Did she think I felt like I needed to worry? Did she not see that this came naturally to me? That I couldn’t control it, even if I wanted to?
Before I could voice any of those questions, I felt her head move out from under my chin. “You’re so incredible that you even shutyour eyes so you wouldn’t get a glimpse of me in my underwear.” Her voice sounded off, and concern zipped straight into my gut. “I didn’t even ask you to do that.”
“Because you don’t have to ask me, Rosie.”
I felt her shiver in my arms. Then, her body started shaking under my hands, against my chest. My brain flipped into autopilot and I tried to pull her back to me, to heat her skin in any way I could.
But she resisted.
“You’re shaking, Rosie.” I didn’t even recognize my voice for a second. It had been a long time since I’d sounded so… desperate. Pleading. But I wasn’t ashamed of any of those emotions, so I patted my chest with one fist. “Come here. Let me keep you warm.”
But I didn’t feel her move. Didn’t even hear her speak for several moments.
Until she said, “Open your eyes, Lucas.”
My head gave a curt shake. “No.”
Hands still holding on to the front of my vest, she pulled at it, bringing me closer to her. Making my pulse thrum faster. Wilder.
“This is what I meant earlier today,” she said. “When you told me you left the apartment so I’d change. That you didn’t want to see me running around in my undergarments.”
I remembered, of course I did.
“Would it be so bad? You looking at me?” Her voice had a quality that I didn’t like, as if I’d hurt her. Something I couldn’t stand but didn’t know how to fix.
She pulled at me again, bringing me even closer to her. Ripping at my restraint.
Now I felt the outline of her body—the curve of her breasts, the dip of her stomach—against me, pushing me to my very limit.

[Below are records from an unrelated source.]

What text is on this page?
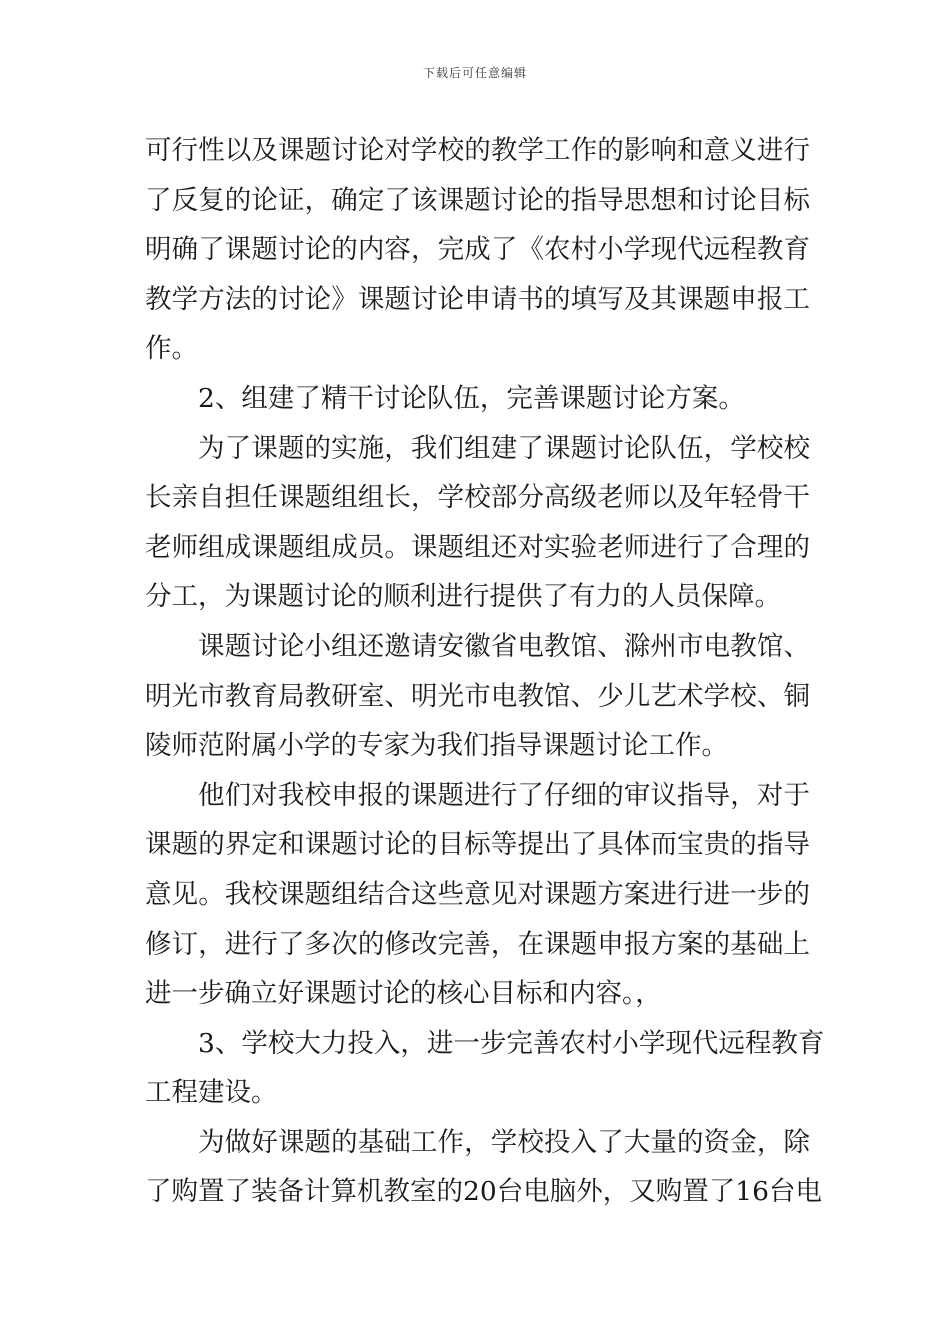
下载后可任意编辑
可行性以及课题讨论对学校的教学工作的影响和意义进行
了反复的论证，确定了该课题讨论的指导思想和讨论目标
明确了课题讨论的内容，完成了《农村小学现代远程教育
教学方法的讨论》课题讨论申请书的填写及其课题申报工
作。
2、组建了精干讨论队伍，完善课题讨论方案。
为了课题的实施，我们组建了课题讨论队伍，学校校
长亲自担任课题组组长，学校部分高级老师以及年轻骨干
老师组成课题组成员。课题组还对实验老师进行了合理的
分工，为课题讨论的顺利进行提供了有力的人员保障。
课题讨论小组还邀请安徽省电教馆、滁州市电教馆、
明光市教育局教研室、明光市电教馆、少儿艺术学校、铜
陵师范附属小学的专家为我们指导课题讨论工作。
他们对我校申报的课题进行了仔细的审议指导，对于
课题的界定和课题讨论的目标等提出了具体而宝贵的指导
意见。我校课题组结合这些意见对课题方案进行进一步的
修订，进行了多次的修改完善，在课题申报方案的基础上
进一步确立好课题讨论的核心目标和内容。，
3、学校大力投入，进一步完善农村小学现代远程教育
工程建设。
为做好课题的基础工作，学校投入了大量的资金，除
了购置了装备计算机教室的20台电脑外，又购置了16台电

And when she said, “I want you to open your eyes, Lucas. I need you to.”
I need you to.
It was thatneedthat killed me, knowing that she needed me, wanted me, to do something for her. My willpower good and done.I was long past the point where I could play the noble friend anymore.
My restraint snapped.
And I opened my fucking eyes.
My gaze bathed in the sight before me. Of Rosie, in nothing but her underwear, all curls framing her beautiful face, all plush curves that called out to me. To touch her—not like I’d done at any point in the past—but to learn her. To let my hands roam leisurely along her skin until there wasn’t an inch I didn’t know by heart.
She was gorgeous. Stunning. Everything and anything a man could want. And she was looking at me as if bracing herself to see me bolt when I’d do anything to stay.
“Rosie,” I said after I caught my goddamn breath. “If you think this is something I don’t want to see, then you have me figured out all wrong.”
Her lips parted with surprise.
Surprise.
I shook my head, and because my restraint was gone, I finally, openly, let my gaze take their fill. My eyes ran down her smooth neck, taking in the soft curve of her shoulder and reaching the swell of her breasts, hardly contained by a matching black lace bra.
Because my restraint had vanished, I also allowed myself to touch her—finally, fucking finally—to circle her waist with my hands, feeling her warm and supple under them, to wrap my palms around her sides so I could move her as I pleased.
Rosie’s breath left her in a puff, and she took hold of my shoulders.
My hands traveled up, until my thumbs were brushing the underswell of her breasts. “Do you think I don’t want to see these?” The tips of my fingers grazed her again, the contact through the lace already doing mad, crazy things to me. “Touch you like this?”
Rosie arched her back in answer, bringing herself closer, and my dick twitched in my pants at the sight, the nearness of her body.